The most exciting development in the pipeline, however, is a plan for the design and construction of an LNG bunkering facility, which upon its completion will allow the Port of Gibraltar to deliver LNG as a bunker fuel to ships at anchor – a move which will set Gibraltar and its service offerings apart from any of its Mediterranean rivals. Interest in using LNG as a bunker fuel has risen following the implementation of EU policies aimed at increasing the use of this clean, low-emission fuel across all forms of transport.
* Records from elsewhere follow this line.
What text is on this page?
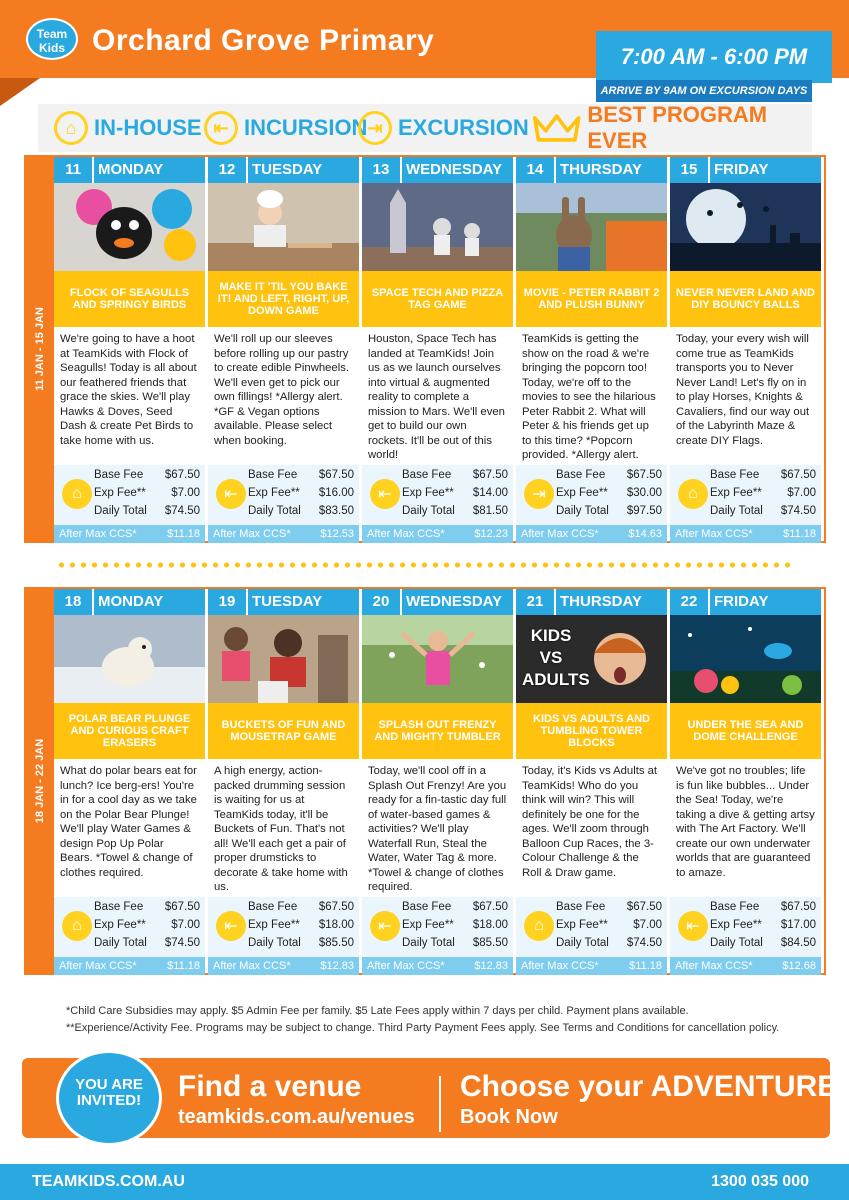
Team Kids Orchard Grove Primary	7:00 AM - 6:00 PM
ARRIVE BY 9AM ON EXCURSION DAYS
⌂ IN-HOUSE ⇤ INCURSION ⇥ EXCURSION
BEST PROGRAM EVER
11 JAN - 15 JAN
11	MONDAY
FLOCK OF SEAGULLS AND SPRINGY BIRDS
We're going to have a hoot at TeamKids with Flock of Seagulls! Today is all about our feathered friends that grace the skies. We'll play Hawks & Doves, Seed Dash & create Pet Birds to take home with us.
⌂
Base Fee $67.50
Exp Fee** $7.00
Daily Total $74.50
After Max CCS*	$11.18
12	TUESDAY
MAKE IT 'TIL YOU BAKE IT! AND LEFT, RIGHT, UP, DOWN GAME
We'll roll up our sleeves before rolling up our pastry to create edible Pinwheels. We'll even get to pick our own fillings! *Allergy alert. *GF & Vegan options available. Please select when booking.
⇤
Base Fee $67.50
Exp Fee** $16.00
Daily Total $83.50
After Max CCS*	$12.53
13	WEDNESDAY
SPACE TECH AND PIZZA TAG GAME
Houston, Space Tech has landed at TeamKids! Join us as we launch ourselves into virtual & augmented reality to complete a mission to Mars. We'll even get to build our own rockets. It'll be out of this world!
⇤
Base Fee $67.50
Exp Fee** $14.00
Daily Total $81.50
After Max CCS*	$12.23
14	THURSDAY
MOVIE - PETER RABBIT 2 AND PLUSH BUNNY
TeamKids is getting the show on the road & we're bringing the popcorn too! Today, we're off to the movies to see the hilarious Peter Rabbit 2. What will Peter & his friends get up to this time? *Popcorn provided. *Allergy alert.
⇥
Base Fee $67.50
Exp Fee** $30.00
Daily Total $97.50
After Max CCS*	$14.63
15	FRIDAY
NEVER NEVER LAND AND DIY BOUNCY BALLS
Today, your every wish will come true as TeamKids transports you to Never Never Land! Let's fly on in to play Horses, Knights & Cavaliers, find our way out of the Labyrinth Maze & create DIY Flags.
⌂
Base Fee $67.50
Exp Fee** $7.00
Daily Total $74.50
After Max CCS*	$11.18
18 JAN - 22 JAN
18	MONDAY
POLAR BEAR PLUNGE AND CURIOUS CRAFT ERASERS
What do polar bears eat for lunch? Ice berg-ers! You're in for a cool day as we take on the Polar Bear Plunge! We'll play Water Games & design Pop Up Polar Bears. *Towel & change of clothes required.
⌂
Base Fee $67.50
Exp Fee** $7.00
Daily Total $74.50
After Max CCS*	$11.18
19	TUESDAY
BUCKETS OF FUN AND MOUSETRAP GAME
A high energy, action-packed drumming session is waiting for us at TeamKids today, it'll be Buckets of Fun. That's not all! We'll each get a pair of proper drumsticks to decorate & take home with us.
⇤
Base Fee $67.50
Exp Fee** $18.00
Daily Total $85.50
After Max CCS*	$12.83
20	WEDNESDAY
SPLASH OUT FRENZY AND MIGHTY TUMBLER
Today, we'll cool off in a Splash Out Frenzy! Are you ready for a fin-tastic day full of water-based games & activities? We'll play Waterfall Run, Steal the Water, Water Tag & more. *Towel & change of clothes required.
⇤
Base Fee $67.50
Exp Fee** $18.00
Daily Total $85.50
After Max CCS*	$12.83
21	THURSDAY
KIDS VS ADULTS
KIDS VS ADULTS AND TUMBLING TOWER BLOCKS
Today, it's Kids vs Adults at TeamKids! Who do you think will win? This will definitely be one for the ages. We'll zoom through Balloon Cup Races, the 3-Colour Challenge & the Roll & Draw game.
⌂
Base Fee $67.50
Exp Fee** $7.00
Daily Total $74.50
After Max CCS*	$11.18
22	FRIDAY
UNDER THE SEA AND DOME CHALLENGE
We've got no troubles; life is fun like bubbles... Under the Sea! Today, we're taking a dive & getting artsy with The Art Factory. We'll create our own underwater worlds that are guaranteed to amaze.
⇤
Base Fee $67.50
Exp Fee** $17.00
Daily Total $84.50
After Max CCS*	$12.68
*Child Care Subsidies may apply. $5 Admin Fee per family. $5 Late Fees apply within 7 days per child. Payment plans available.
**Experience/Activity Fee. Programs may be subject to change. Third Party Payment Fees apply. See Terms and Conditions for cancellation policy.
YOU ARE INVITED!	Find a venue
teamkids.com.au/venues
Choose your ADVENTURE!
Book Now
TEAMKIDS.COM.AU	1300 035 000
“HM Government of Gibraltar and the Gibraltar Port Authority made an announcement last year on the signing of a bunker market development agreement with Shell, a significant milestone on the road to delivering LNG as a bunker fuel to ships at anchor in Gibraltar. This is also part of the Port of Gibraltar’s strategy to provide the widest range of marine services as it looks to the future,” concluded Commodore Sanguinetti. He finished by saying: “In March 2016, the Government of Gibraltar invited proposals for the design and construction of a land-based marine fuels storage and bunkering facility with a minimum storage capacity of 225,000cbm in the Mediterranean bunkering hub. This once again reinforces the Port of Gibraltar’s green credentials and aspirations to remain the premier bunker port in the Mediterranean and, more widely, a ‘centre of maritime excellence’ at the strategic gateway to the Atlantic Ocean.”